Gelir dağılımı bozuluyor, sanayi ve tarımda çalışanlar ücretlerinin artırılmasını talep ediyor, baskı oluşturuyor, ülke çapında reel ücretler artıyor. Ücretler artınca bu defa ülkenin rekabet gücü daha da azalıyor. Bu gelişmeler nedeniyle, ülkede bir sanayisizleşme ve hatta tarımsızlaşma başlıyor.
Wageningen Üniversitesi’ nin 2019 yılındaki raporda dikkat çeken uyarısını bu yaşanmışlık bağlamında değerlendirmek gerekir. Üniversite, kurumsal taassuba itibar göstermeden ülkesi adına tarihi bir sorumluluğa sahip çıkıyor. Biliyor ki, üniversitenin bilim ve teknolojik faaliyetlerinin nihai hedefi; teknoloji üretmek ve dünyaya ihraç etmek, bu şekilde ülkeye döviz girdisi sağlayarak refah düzeyi yüksek bir toplum oluşturmak.
Dünya Bankası verilerine göre Türkiye ve Hollanda’ nın ARGE’ ye ayırdıkları bütçe hemen hemen eşit düzeyde.

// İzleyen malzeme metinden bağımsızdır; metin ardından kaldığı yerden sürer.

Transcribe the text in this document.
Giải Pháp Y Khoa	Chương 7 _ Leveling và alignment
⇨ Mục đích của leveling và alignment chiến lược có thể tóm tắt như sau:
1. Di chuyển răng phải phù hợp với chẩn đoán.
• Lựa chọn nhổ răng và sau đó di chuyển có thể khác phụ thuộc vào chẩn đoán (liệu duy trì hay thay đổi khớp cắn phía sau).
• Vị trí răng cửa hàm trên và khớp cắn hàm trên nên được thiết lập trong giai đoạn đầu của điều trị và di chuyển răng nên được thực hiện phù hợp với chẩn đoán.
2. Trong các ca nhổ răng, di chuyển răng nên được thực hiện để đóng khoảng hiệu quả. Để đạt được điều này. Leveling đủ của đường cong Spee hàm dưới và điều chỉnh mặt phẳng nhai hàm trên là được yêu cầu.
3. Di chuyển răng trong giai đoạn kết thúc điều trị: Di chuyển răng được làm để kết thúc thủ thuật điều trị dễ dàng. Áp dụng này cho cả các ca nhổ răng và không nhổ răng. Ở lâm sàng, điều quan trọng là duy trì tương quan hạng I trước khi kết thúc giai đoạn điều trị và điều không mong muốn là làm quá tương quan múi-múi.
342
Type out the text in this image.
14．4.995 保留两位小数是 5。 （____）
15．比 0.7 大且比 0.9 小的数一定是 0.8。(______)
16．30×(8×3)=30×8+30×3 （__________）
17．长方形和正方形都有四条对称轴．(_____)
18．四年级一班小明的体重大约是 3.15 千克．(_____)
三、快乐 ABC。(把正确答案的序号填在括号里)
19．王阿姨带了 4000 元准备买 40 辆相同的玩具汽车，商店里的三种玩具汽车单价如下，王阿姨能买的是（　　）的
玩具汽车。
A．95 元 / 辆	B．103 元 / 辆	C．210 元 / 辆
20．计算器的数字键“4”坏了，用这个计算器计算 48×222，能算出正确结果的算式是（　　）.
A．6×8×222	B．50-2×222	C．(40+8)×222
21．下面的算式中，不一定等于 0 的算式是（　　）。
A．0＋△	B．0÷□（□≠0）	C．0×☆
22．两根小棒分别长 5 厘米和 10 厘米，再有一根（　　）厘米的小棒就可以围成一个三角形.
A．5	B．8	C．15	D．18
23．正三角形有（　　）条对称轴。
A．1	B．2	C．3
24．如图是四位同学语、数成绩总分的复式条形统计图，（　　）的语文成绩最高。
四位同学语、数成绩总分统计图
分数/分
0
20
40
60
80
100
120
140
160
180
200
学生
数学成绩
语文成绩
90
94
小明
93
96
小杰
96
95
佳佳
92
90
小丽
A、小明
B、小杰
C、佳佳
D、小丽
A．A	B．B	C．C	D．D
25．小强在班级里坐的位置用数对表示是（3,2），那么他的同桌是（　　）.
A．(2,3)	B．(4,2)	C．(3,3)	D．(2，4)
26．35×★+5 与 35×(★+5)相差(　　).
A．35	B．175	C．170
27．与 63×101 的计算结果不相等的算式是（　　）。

Ancak alınan sonuçlar eşitlikten oldukça uzak. Hollanda bize göre beş kat daha fazla patent başvurusu yapıyor, ilk 100’ e giren üniversite sayısı 7.
Sektörler arasındaki dengeler iyi yönetilerek; ABD’ nin hemen ardından dünyanın en büyük tarım ihracatçısı olarak ikinci sırada yer alan Hollanda, imalat sanayinde de 86,7 milyar dolarlık yüksek teknoloji ihracatına imza atıyor.
Nicelik çokluk anlamındadır. Nitelik ise kaliteyi, katma değeri bildirir. Tarım ve gıda ihracatımızın milyar dolarları nicelik, kilogram fiyatı niteliktir. Üniversite sayımızın 200’ leri aşması nicelik ilk 100’ e giren sayısı ise niteliktir. Kıyaslamaların kısır döngüsünden sıyrılıp öne çıkabilmek niceliklerimize katabileceğimiz niteliklerle olacaktır.